Paul, a prisoner for Christ Jesus, and Timothy our brother, To Philemon our beloved fellow worker and Apphia our sister and Archippus our fellow soldier, and the church in your house: Grace to you and peace from God our Father and the Lord Jesus Christ. (Philemon 1-3)Paul and Timothy... to whom? To Philemon, and Apphia and Archippus and the church in Philemon's house. Yet the letter is known as "Philemon." It isn't called "Philemon, Apphia, Archippus, and the house-church." Why not?
Simple: it is so called because the apostle mostly addresses himself to the individual, Philemon. This is emphatically plain in the Greek text. After the plurals in verse 3, Paul reverts to the singular pronoun in verse 4, as he addresses himself to Philemon individually. This use of the second person singular pronoun is continued in vv. 5-8, 10-14, 16, 18-21, and 23. Nor are most of the omitted verses real exceptions, as Paul employs the second-person singular verb in vv. 15, 17, and 22.
The apostle is writing about a personal issue: the business involving Philemon and his runaway slave, Onesimus. Yet you could say — are pretty much compelled to say — that the apostle address Philemon on this personal matter in an open letter.
In fact, when you think about it, one could argue that all of Paul's letters are open letters. Isn't that so? This is clearly the case in those addressed to churches. But even in letters addressed to individuals, plurals come back in (cf. final words of 1 Timothy 6:21, of 2 Timothy 4:22, and of Titus 3:15, in Greek).
As in the other letters, so it is plainly in Philemon. After all, though the body of the letter (vv. 4-24) is addressed to the man Philemon, the opening and close are addressed to the church. Paul addresses Philemon, but he brings in the assembly as well.
Why? Well, it's hardly rocket-science, is it? This had not been a private affair. It wasn't as if no one knew about Philemon and his runaway slave. Nor did it involve that body of believers alone, at this time. Onesimus was currently traveling with an entourage on church business under Paul's direction (cf. Paul's open letter to the church at Colosse, 4:7-9). Word was spreading. And so Paul addressed Philemon, though with the expectation that others read along, over his shoulder as it were.
Where? I don't know. I wouldn't suppose a formal church meeting, though that is certainly a possible setting for reading an apostle's epistle. However, as Carson and Moo say, Philemon "falls somewhere between the simple private letter and [the?] public letter intended for a broad audience" (An Introduction to the New Testament, 588).
In this way, not only did Paul address the individuals, nor only the individuals within the churches. He addressed them each and all as before the Lord, and as in community with the saints at large. So Philemon in particular needed to keep this in mind. He needed to remain conscious that what he did about Onesimus did not just affect himself and his slave. Philemon was doing what he was doing in the presence of God, and he was doing it under the gaze of the saints. What he did would affect them. Paul made him conscious of that fact, allowed it to exert its pressure in addition to the loving force of his words.

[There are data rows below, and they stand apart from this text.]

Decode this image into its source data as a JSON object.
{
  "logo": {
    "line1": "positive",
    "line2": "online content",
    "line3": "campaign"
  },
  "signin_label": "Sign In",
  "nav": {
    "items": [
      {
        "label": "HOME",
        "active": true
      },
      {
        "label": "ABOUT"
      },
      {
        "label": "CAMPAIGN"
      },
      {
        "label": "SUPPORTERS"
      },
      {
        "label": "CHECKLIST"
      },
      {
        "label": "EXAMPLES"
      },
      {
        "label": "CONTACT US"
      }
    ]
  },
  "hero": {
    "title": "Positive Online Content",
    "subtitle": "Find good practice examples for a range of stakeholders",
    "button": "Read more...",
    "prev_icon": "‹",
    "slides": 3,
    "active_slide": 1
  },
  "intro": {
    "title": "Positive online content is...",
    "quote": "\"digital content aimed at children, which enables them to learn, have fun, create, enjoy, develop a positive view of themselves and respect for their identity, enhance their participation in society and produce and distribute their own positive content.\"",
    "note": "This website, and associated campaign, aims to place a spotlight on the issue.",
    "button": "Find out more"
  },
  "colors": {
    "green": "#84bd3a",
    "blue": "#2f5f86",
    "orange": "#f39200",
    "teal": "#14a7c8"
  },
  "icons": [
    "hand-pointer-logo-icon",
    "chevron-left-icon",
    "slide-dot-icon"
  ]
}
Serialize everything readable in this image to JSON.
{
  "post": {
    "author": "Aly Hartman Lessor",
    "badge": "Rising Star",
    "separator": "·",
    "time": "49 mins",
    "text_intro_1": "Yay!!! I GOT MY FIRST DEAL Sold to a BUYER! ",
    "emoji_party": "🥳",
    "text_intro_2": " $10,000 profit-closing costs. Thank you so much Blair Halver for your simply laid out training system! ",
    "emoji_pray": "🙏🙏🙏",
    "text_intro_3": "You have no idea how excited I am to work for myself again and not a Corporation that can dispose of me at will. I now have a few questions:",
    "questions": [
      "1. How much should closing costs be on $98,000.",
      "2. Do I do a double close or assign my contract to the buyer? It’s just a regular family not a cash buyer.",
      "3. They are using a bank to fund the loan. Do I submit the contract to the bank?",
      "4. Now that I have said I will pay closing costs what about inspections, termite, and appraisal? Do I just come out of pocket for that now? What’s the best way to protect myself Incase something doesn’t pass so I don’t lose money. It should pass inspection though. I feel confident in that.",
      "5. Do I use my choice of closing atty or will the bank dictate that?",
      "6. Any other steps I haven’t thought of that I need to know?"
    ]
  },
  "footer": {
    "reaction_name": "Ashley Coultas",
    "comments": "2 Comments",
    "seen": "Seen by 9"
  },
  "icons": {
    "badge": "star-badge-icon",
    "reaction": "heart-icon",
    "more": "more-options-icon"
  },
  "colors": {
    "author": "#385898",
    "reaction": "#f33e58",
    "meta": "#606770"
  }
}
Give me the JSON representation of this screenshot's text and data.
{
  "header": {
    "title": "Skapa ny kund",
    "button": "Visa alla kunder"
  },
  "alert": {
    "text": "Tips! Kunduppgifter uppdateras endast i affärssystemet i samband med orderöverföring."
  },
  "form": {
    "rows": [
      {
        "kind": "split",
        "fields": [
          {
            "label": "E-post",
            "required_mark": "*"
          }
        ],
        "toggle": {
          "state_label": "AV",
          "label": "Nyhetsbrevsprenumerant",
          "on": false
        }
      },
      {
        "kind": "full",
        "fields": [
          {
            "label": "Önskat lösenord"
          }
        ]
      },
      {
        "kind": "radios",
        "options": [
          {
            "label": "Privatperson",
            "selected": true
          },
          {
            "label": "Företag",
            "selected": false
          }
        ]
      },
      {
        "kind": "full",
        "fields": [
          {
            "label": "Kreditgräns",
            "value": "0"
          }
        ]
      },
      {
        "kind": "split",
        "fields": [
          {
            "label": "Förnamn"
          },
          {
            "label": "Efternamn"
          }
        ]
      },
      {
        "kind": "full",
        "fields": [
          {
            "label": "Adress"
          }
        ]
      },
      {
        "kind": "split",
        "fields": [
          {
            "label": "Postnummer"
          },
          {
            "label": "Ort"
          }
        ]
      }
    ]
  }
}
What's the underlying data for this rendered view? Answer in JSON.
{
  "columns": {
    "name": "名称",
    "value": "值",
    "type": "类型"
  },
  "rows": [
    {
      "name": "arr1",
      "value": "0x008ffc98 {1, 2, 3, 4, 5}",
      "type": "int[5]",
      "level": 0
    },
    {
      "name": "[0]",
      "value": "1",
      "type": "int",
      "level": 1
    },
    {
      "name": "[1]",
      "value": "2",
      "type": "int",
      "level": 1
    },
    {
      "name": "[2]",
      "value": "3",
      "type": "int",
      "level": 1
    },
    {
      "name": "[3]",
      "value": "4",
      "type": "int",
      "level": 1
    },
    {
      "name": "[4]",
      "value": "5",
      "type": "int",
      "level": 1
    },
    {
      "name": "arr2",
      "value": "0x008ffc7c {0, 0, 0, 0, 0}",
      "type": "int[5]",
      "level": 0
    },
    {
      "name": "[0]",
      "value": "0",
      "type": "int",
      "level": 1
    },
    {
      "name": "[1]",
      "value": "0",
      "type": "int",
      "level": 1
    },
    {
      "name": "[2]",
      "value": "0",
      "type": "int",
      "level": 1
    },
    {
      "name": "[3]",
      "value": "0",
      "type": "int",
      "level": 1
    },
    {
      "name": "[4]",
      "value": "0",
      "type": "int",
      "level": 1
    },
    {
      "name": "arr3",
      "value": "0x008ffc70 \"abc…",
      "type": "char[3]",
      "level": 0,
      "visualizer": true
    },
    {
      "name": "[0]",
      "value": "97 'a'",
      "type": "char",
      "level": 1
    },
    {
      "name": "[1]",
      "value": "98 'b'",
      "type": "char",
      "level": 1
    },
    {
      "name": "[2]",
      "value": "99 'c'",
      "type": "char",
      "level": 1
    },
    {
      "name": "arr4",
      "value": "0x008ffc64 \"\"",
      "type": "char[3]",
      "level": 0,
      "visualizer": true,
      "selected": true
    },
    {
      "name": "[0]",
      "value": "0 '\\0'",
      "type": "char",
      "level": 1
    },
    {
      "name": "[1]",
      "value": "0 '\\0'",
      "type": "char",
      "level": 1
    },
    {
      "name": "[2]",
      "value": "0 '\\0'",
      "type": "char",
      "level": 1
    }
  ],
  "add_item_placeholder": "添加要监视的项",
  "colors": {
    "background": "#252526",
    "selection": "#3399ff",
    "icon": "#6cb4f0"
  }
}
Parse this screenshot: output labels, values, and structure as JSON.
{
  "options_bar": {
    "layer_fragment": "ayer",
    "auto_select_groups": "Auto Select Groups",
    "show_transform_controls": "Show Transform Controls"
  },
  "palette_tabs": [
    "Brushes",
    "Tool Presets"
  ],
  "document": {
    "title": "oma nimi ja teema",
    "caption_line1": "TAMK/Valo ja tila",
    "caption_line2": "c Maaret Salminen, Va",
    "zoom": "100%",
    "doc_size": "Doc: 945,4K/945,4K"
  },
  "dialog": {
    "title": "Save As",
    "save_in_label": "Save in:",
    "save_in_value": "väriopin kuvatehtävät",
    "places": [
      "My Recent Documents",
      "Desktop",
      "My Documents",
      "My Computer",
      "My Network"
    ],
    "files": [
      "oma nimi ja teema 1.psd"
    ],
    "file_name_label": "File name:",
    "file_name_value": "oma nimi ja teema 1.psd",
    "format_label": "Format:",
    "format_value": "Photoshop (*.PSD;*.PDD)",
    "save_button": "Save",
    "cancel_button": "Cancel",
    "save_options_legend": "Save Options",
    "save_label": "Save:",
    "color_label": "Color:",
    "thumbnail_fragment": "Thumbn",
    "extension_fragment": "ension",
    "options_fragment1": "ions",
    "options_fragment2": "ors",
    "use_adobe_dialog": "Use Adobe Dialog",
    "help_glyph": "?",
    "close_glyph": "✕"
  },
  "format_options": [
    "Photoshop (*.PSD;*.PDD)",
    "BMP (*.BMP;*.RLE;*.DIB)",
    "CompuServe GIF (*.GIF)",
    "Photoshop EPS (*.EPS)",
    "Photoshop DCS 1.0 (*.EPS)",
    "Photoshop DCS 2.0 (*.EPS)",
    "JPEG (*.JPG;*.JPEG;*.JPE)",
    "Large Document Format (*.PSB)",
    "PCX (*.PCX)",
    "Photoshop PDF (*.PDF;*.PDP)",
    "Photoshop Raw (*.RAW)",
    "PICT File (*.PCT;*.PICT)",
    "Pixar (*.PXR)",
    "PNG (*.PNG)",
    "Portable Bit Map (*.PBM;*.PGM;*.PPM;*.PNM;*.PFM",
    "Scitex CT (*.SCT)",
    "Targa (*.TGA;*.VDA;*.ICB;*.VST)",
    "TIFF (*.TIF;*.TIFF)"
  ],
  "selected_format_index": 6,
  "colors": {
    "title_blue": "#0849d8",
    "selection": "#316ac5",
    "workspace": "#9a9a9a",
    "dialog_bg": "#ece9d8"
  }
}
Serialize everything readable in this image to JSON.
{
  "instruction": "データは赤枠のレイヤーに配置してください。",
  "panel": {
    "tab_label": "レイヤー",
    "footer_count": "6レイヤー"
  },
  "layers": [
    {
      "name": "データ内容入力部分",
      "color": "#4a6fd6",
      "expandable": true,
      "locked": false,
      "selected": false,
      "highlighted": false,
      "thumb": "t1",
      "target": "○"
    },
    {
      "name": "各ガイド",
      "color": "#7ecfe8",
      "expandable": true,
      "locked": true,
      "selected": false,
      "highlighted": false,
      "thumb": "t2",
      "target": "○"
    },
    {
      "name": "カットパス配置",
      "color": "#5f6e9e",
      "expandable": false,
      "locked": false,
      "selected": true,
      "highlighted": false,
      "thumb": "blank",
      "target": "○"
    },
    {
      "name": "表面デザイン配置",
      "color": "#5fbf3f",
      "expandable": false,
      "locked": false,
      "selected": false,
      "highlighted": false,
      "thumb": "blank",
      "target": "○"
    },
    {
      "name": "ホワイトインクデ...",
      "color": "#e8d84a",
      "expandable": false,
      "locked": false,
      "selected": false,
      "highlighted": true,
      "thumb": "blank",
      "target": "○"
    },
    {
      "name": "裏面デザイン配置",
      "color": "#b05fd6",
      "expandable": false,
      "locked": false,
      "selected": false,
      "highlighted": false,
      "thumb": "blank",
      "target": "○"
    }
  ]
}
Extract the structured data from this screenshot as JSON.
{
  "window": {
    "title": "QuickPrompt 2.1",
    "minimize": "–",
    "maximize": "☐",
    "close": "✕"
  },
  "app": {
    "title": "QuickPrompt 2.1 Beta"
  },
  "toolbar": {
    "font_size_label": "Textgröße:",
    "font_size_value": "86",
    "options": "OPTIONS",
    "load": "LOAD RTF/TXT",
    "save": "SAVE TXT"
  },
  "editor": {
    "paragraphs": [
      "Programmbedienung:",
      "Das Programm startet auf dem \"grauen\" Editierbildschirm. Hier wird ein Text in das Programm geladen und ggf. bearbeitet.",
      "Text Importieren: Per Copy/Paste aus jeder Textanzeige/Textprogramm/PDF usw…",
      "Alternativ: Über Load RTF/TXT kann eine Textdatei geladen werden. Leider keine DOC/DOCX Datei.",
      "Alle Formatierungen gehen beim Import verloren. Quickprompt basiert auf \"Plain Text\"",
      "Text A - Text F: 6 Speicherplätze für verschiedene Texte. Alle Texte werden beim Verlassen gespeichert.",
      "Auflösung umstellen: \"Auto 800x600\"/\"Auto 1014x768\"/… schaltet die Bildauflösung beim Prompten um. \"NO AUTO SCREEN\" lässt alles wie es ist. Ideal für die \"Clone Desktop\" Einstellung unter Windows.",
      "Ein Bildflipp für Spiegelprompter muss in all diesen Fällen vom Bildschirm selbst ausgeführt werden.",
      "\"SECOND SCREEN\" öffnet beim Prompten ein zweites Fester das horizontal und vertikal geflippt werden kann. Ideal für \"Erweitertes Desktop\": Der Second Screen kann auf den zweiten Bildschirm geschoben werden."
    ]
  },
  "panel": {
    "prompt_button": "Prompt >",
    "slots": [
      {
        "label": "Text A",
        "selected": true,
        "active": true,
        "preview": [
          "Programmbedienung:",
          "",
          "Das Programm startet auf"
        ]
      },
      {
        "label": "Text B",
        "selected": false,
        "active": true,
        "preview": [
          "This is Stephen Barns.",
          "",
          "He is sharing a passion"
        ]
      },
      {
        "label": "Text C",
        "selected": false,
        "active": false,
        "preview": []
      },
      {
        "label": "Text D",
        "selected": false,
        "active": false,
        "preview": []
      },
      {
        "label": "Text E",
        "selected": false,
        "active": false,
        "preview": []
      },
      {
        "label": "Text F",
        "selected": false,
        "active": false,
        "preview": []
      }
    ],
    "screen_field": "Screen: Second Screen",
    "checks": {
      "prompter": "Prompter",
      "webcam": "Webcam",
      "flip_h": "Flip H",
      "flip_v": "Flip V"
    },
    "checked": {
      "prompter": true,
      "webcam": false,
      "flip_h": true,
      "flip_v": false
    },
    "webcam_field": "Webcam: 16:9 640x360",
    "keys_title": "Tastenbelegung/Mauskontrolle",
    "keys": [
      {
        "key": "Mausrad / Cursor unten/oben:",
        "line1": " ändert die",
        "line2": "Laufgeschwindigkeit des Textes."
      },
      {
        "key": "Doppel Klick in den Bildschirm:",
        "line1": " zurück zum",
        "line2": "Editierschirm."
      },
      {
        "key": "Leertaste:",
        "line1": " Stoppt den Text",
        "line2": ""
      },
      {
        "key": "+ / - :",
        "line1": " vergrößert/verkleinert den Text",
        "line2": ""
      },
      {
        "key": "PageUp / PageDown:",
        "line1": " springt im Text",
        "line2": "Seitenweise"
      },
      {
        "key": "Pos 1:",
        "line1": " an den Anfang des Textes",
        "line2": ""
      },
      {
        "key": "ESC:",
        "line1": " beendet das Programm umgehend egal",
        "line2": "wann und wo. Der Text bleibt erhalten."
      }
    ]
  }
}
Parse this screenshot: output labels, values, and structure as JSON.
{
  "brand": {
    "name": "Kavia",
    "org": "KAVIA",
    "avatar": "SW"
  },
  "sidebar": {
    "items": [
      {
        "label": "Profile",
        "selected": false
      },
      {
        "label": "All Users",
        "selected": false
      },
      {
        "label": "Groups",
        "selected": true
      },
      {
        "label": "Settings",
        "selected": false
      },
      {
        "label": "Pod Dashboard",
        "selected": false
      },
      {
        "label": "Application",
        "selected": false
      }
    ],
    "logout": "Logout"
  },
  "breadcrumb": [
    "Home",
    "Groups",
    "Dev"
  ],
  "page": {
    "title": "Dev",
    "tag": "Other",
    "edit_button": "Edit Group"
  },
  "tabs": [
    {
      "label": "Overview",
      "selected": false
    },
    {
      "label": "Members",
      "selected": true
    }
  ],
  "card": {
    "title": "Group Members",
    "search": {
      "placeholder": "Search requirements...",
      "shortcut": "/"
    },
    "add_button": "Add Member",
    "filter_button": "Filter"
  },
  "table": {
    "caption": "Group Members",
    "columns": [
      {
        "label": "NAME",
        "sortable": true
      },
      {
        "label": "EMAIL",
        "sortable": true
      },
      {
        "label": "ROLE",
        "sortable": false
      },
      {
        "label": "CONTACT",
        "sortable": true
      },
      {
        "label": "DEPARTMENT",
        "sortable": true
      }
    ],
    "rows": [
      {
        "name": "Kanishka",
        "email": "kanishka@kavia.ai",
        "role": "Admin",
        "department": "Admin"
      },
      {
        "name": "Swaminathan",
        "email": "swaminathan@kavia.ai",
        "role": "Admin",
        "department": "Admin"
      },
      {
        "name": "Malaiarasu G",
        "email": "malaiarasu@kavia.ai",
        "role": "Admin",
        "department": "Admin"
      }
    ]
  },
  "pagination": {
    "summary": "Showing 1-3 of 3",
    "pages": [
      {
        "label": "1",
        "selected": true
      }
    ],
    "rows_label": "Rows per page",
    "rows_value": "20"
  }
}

So how did this all turn out? The epistle is open-ended, in a sense, in that we don't know (from it) how Philemon responded to Paul's entreaties on Onesimus' behalf.
Yet it isn't really all that open-ended, is it? Does not its very presence in the Canon suggest that, rather than withdrawing in regal, offended silence, or exchanging offended notes about Paul with his likeminded fellow slaveholders, Philemon received Paul's open letter in humility and good faith?
Paul did the right thing before God.
Onesimus and Philemon did the right thing before God.
The result has brought blessing to the church for two millennia.